# How many lambs?



## SpringCrkFarmTN (Apr 11, 2016)

Just wondering how many lambs have been born already this year? I am quite worn out as mine have had them all within a month of each other. On Sunday, I had 56 born but as of today ( Monday) I have over 60!


----------



## norseofcourse (Apr 12, 2016)

Wow, that's a lot of lambs!  I have four so far


----------



## Baymule (Apr 17, 2016)

Wow! That's a lot of lambs!


----------



## SpringCrkFarmTN (Apr 17, 2016)

Yes, but now the total count is over 70 lambs


----------



## Baymule (Apr 17, 2016)

I am a newbie with 4 ewes..... How many ewes do you have and what breed are they?


----------



## SpringCrkFarmTN (Apr 17, 2016)

We have about 65 Katahdin ewes


----------



## Latestarter (Apr 17, 2016)

From a "back yard herd" perspective, that's a LOT of animals!

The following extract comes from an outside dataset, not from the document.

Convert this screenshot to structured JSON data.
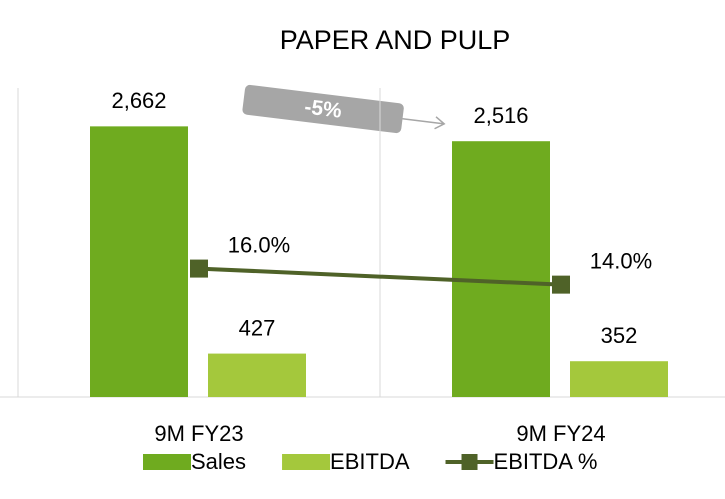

Sounds more like a "job" to me  So right now you're approaching 140 sheep total?   I'd be a nervous wreck worrying about them all and wondering how many are in/getting into trouble... Do you have issues with predators; coyotes, stray dogs, etc?


----------



## SpringCrkFarmTN (Apr 17, 2016)

It is definitely more of a job when they all are lambing at the same time, no joke, I have had to take off a few vacation days from my "other job" to care for new moms & babies! I do feel it is worth it though & get a lot of enjoyment from watching all these lambs run & play. Yes your math is correct, lolNo real issues with predators so far, knock on wood, but we do have several preventive measures in play. Of course, we check all the fences regularly & do the necessary repairs. We have llamas & donkeys as guardians. In the winter, I was more concerned with coyotes & kept the flock in the front pasture. We had 2 security lights placed near the barn, front & back, so they could safely make their way into the barn at night & the lights made it easier to see what was going on or not going on . You know, this time of year I am more concerned with the vultures trying to get the lambs right after they are born, before they really get the strength to get up & moving. We have the barns open with nice clean stalls so they can lamb there if they choose to, & some do, but some also prefer to lamb out on pasture. Another issue is that we have to watch out for eagles, yes, I did say eagles. Across the highway from our farm is a 40 acre lake, part of the federal wetlands, & there are eagles. So we have to watch out when we spy them flying around. So far, so good. This year I haven't spotted any & I don't perceive them as a real threat after the lambs get some size on them. The lambs grow like little weeds, but you already know that.


----------